Some chastened Dems abandoned ship to save themselves, but more
Clung to the wreck, which beached itself upon a hostile shore.
These cried, please g-d, let Bambi put away his clubs and fight -
We’d do whatever’s asked of us, if Ch00mer put things right.

Instead, Jay stood in for Sparky, and later, Pfieffer, Dan.
The Carneyman lacked mojo while the toady kicked the can.
And among the fearful Democrats, bleak desperation ruled,
For voters posed hard questions and the answers no one fooled.

The Sun King was not worried, not this paragon of cool --
Off to Megyn’s sent Rahm’s brother to take the girl to school.
But when her show was over and the poll results came in,
Why, Zippy had dropped to 40, and OCare didn’t spin.

Then from Bam’s D. C. choir came the sound of octave screech;
It jacked-up through lib precincts, from the mountains to the beach.
Most Dem rank and file (even the fever swamper base)
Begged Barry the Lightbringer to articulate his case.

So Urkel held a presser, and the bleeding tried to staunch;
Sought to redirect attention from OCare’s troubled launch.
But oh, he rambled wildly, and his rationales were lame.
And though he said it was on him, he tried to shift the blame.

The crust was gone from Skippy’s mien, he stuttered when he spoke;
He darted looks around the room and tried to bum a smoke.
And when he scurried from the dais, done taking his at bat,
Well, there was no glee at Harvard: puffed-up Bamster just went splat!

Offered previously:

Not everyone’s cup of tea, the parody poem is an odd bird in the satire aviary.
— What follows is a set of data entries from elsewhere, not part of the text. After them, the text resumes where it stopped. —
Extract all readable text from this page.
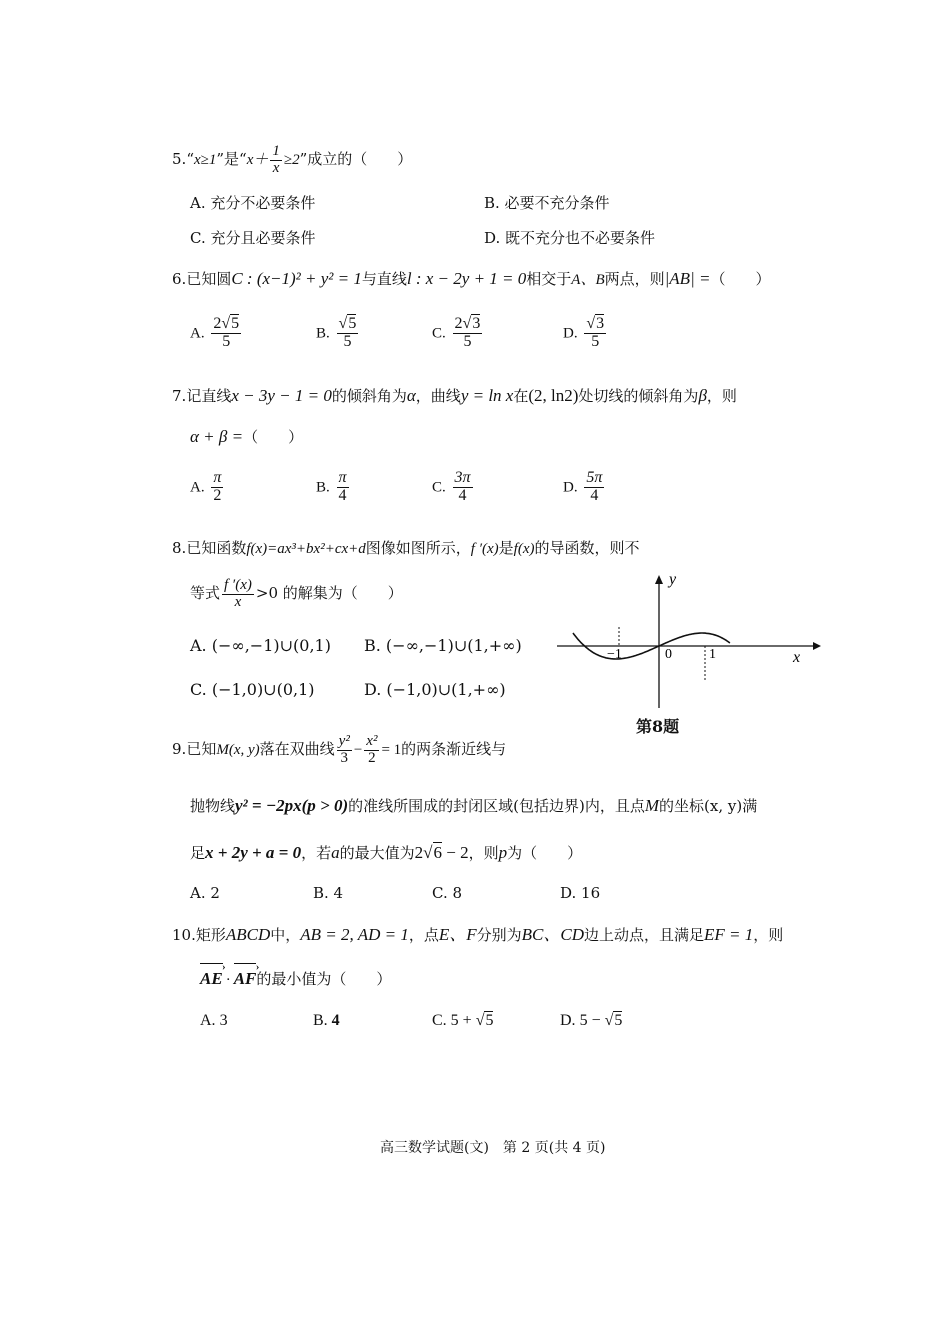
5.“x≥1”是“$x+ \frac{1}{x} \ge 2$”成立的（　　）
A. 充分不必要条件	B. 必要不充分条件
C. 充分且必要条件	D. 既不充分也不必要条件
6.已知圆C : (x−1)² + y² = 1与直线l : x − 2y + 1 = 0相交于A、B两点，则|AB| =（　　）
A. $\frac{2√5}{5}$	B. $\frac{√5}{5}$	C. $\frac{2√3}{5}$	D. $\frac{√3}{5}$
7.记直线x − 3y − 1 = 0的倾斜角为α，曲线y = ln x在(2, ln2)处切线的倾斜角为β，则
α + β =（　　）
A. $\frac{\pi}{2}$	B. $\frac{\pi}{4}$	C. $\frac{3\pi}{4}$	D. $\frac{5\pi}{4}$
8.已知函数f(x)=ax³+bx²+cx+d图像如图所示，f ′(x)是f(x)的导函数，则不
等式 $\frac{f '(x)}{x} >0$ 的解集为（　　）
A. (−∞,−1)∪(0,1) B. (−∞,−1)∪(1,+∞)
C. (−1,0)∪(0,1)	D. (−1,0)∪(1,+∞)
y
x
0
−1	1
第8题
9.已知M(x, y)落在双曲线 $\frac{\text{y²}}{3} - \frac{\text{x²}}{2} = 1$的两条渐近线与
抛物线y² = −2px(p > 0)的准线所围成的封闭区域(包括边界)内，且点M的坐标(x, y)满
足x + 2y + a = 0，若a的最大值为2√6 − 2，则p为（　　）
A. 2	B. 4	C. 8	D. 16
10.矩形ABCD中，AB = 2, AD = 1，点E、F分别为BC、CD边上动点，且满足EF = 1，则
AE › · AF ›的最小值为（　　）
A. 3	B. 4	C. 5 + √5	D. 5 − √5
高三数学试题(文)　第 2 页(共 4 页)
Its success depends in some measure on readers’ familiarity with the original work. (Read "Casey at the Bat" here.)

There’s no "right" way to compose these things. I try to get close to the original’s rhythm by using the same number of syllables in each line and duplicating the rhyme scheme. I don’t slavishly mimic the poem’s basic meter (pattern of stressed and unstressed syllables).